ONUR YÜRÜYÜŞÜNE İZİN VERİLMEMESİ BİR SİVİL TOPLUM SORUNU
Türkiye’de LGBTİ hakları ne durumda?
LGBTİ hareketinin küresel anlamda durumuna bakacak olursak, özellikle Türkiye’de son 10-12 yılda açık bir şekilde ileriye dönük önemli adımlar atıldı. Burada sivil toplum örgütleriyle yağtığım görüşmelerde sivil toplumun gücünü anladım. Bu alanda çalışan çok yetenekli ve bilgili bir grup insan var. Tabi ki hala zorluklar çekiliyor. Ancak bu meselelere küresel hareketten tamamen kopuk olarak da bakamayız. Bu bir eğitim ve değiştirilebilirlik sorunu, dolayısıyla bazen ileri, bazen geri adım atıyorsunuz. Şurası açık ki bu yaz başında İstanbul’daki LGBTİ Onur Yürüyüşü’ne izin verilmemesi bizi endişelendirdi. Toplanma ve ifade özgürlüğünün yerine getirilmesine izin verilmediği herhangi başka bir barışçıl bir yürüyüşte veya protestoda da aynı şekilde endişelenirdik. Bu bir LGBTİ meselesi mi bilmiyorum, ancak bir sivil toplum sorunu olduğunu düşünüyorum. Bu konuyu hükümet yetkilileriyle, LGBTİ toplumuyla ve iş dünyasıyla da konuştuk.
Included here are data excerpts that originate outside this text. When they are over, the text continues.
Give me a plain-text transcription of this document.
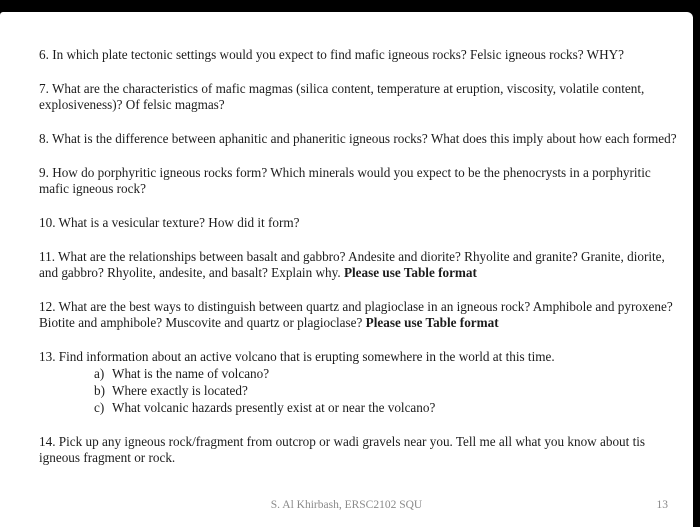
6. In which plate tectonic settings would you expect to find mafic igneous rocks? Felsic igneous rocks? WHY?

7. What are the characteristics of mafic magmas (silica content, temperature at eruption, viscosity, volatile content, explosiveness)? Of felsic magmas?

8. What is the difference between aphanitic and phaneritic igneous rocks? What does this imply about how each formed?

9. How do porphyritic igneous rocks form? Which minerals would you expect to be the phenocrysts in a porphyritic mafic igneous rock?

10. What is a vesicular texture? How did it form?

11. What are the relationships between basalt and gabbro? Andesite and diorite? Rhyolite and granite? Granite, diorite, and gabbro? Rhyolite, andesite, and basalt? Explain why. Please use Table format

12. What are the best ways to distinguish between quartz and plagioclase in an igneous rock? Amphibole and pyroxene? Biotite and amphibole? Muscovite and quartz or plagioclase? Please use Table format

13. Find information about an active volcano that is erupting somewhere in the world at this time.
a) What is the name of volcano?
b) Where exactly is located?
c) What volcanic hazards presently exist at or near the volcano?

14. Pick up any igneous rock/fragment from outcrop or wadi gravels near you. Tell me all what you know about tis igneous fragment or rock.

S. Al Khirbash, ERSC2102 SQU	13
Türkiye gibi Müslüman bir toplumda Onur Yürüyüşü’nün yapılması ne kadar önemli?
Bence her ülkede çok önemli, ama özellikle de Türkiye gibi son derece canlı ve çeşitliliğin olduğu bir toplumda, geçmiş yıllarda onur yürüyüşünde toplanma ve ifade özgürlüğü anlamında fevkalade bir ilerleme olduğu ve yürüyüşün harika bir şekilde ifade edildiği gerçeğini düşünecek olursak, bu yıl açık bir şekilde farklı bir duruma işaret etti.